The detection of non-fossil coccospheres in marine water samples was published in 2008: Beaufort et al. Calcite production by Coccolithophores in the South East Pacific Ocean, BioGeosc. 2008.

Thanks to the ANR FIRST grant, we have developed a system for imaging and automatically sorting foraminifera (contact Thibault de Garidel-Thoron : et al., Automated analysis of foraminifera fossil records by image classification using a convolutional neural network.  J. Micropalaeontol. 2020.

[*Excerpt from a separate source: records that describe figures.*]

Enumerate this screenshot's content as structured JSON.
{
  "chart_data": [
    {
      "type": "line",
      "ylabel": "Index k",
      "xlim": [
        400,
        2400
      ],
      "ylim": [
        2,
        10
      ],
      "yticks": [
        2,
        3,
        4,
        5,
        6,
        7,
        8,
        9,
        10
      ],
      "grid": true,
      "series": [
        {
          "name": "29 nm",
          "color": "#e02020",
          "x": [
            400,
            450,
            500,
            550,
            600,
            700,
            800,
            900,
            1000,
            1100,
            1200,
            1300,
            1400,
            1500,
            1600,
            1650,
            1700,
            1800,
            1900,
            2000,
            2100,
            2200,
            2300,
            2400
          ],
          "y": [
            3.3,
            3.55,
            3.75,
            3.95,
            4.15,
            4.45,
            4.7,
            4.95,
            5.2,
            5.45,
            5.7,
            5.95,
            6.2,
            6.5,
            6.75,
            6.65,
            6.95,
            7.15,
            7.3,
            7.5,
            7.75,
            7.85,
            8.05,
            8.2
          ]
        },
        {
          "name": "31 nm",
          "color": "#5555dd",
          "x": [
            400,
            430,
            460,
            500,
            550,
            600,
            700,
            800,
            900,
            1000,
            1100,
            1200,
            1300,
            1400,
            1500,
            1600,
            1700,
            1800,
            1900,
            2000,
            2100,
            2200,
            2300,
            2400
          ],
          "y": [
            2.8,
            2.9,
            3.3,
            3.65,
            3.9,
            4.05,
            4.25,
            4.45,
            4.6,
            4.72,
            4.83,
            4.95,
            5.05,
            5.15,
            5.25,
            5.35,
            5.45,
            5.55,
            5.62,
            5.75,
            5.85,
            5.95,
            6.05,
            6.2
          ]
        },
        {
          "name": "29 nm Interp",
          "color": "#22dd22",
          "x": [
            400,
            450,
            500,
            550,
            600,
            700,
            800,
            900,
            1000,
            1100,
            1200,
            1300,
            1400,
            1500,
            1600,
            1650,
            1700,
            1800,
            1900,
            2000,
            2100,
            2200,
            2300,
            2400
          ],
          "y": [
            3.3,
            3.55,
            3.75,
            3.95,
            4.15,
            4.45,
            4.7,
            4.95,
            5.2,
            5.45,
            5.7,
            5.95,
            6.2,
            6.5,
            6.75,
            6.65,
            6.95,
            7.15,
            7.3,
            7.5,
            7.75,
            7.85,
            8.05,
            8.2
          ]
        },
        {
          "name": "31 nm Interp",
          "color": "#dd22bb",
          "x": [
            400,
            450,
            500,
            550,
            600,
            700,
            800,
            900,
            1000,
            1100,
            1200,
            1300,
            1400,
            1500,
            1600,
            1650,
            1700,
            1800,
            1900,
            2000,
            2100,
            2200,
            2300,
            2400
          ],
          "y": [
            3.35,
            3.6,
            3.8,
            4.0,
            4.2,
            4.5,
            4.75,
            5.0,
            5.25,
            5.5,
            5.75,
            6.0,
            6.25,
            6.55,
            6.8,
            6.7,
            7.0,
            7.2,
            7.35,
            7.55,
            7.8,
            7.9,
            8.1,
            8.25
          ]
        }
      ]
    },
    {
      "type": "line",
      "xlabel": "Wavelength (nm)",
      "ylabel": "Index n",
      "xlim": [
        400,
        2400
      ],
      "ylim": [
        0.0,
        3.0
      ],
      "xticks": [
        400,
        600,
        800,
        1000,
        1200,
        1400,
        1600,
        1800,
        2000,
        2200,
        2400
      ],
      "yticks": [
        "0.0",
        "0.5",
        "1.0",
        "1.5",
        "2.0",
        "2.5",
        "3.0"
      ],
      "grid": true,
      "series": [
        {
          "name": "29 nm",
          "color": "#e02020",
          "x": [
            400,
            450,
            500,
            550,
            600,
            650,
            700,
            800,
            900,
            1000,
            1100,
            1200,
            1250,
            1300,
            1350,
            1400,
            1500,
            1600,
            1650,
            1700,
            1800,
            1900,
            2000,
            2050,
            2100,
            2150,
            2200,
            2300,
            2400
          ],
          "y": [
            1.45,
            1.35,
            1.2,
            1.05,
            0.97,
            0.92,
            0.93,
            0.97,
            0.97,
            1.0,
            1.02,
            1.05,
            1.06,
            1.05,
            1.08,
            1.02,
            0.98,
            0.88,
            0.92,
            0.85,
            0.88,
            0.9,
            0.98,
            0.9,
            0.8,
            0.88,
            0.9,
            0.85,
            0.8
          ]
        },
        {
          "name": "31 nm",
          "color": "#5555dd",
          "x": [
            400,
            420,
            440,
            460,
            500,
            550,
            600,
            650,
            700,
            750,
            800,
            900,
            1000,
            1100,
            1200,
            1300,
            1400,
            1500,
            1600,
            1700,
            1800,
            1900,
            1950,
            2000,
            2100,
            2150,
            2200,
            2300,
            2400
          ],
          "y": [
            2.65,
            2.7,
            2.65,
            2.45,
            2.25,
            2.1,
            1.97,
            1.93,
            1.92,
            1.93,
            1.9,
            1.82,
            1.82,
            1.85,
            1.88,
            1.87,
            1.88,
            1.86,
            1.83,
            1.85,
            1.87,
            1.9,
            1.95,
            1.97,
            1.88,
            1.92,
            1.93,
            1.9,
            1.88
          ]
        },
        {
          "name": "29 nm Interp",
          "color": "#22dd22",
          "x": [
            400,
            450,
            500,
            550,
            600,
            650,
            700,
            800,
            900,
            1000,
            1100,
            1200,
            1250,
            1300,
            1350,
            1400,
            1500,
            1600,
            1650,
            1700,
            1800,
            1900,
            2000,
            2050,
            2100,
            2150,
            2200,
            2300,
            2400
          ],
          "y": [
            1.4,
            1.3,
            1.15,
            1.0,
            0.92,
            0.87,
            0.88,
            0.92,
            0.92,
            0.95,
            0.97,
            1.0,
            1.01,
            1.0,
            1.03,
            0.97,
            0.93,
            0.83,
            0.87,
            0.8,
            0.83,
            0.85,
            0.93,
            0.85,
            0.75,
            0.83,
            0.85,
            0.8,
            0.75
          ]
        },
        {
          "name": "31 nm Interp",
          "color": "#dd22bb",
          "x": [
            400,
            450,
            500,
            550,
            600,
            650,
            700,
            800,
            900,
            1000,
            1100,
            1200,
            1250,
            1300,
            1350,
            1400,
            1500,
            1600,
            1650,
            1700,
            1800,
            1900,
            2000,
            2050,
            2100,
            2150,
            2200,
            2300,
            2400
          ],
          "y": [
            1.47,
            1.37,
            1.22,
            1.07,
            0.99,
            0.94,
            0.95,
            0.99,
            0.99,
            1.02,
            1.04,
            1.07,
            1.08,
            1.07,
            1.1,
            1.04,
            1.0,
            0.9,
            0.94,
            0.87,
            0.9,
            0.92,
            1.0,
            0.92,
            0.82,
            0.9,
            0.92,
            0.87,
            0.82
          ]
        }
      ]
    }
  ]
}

Automatic classification of radiolarians started in 2020 (Tetard, et al., A new automated radiolarian image acquisition, stacking, processing, segmentation and identification workflow. Climate of the Past 2020) together with pollen (Bourel, et al., Automated recognition by multiple convolutional neural networks of modern, fossil, intact and damaged pollen grains, Computers & Geosciences 2020)

An automated culture monitoring system with daytime and "night-time" shooting that accepts up to 48 simultaneous cultures of distinct coccolithophora strains in a controlled CO2 atmosphere is now available (e.g. Suchéras-Marx et al. (2022). "Coccolith size rules - What controls the size of coccoliths during coccolithogenesis?" Marine Micropaleontology 2022).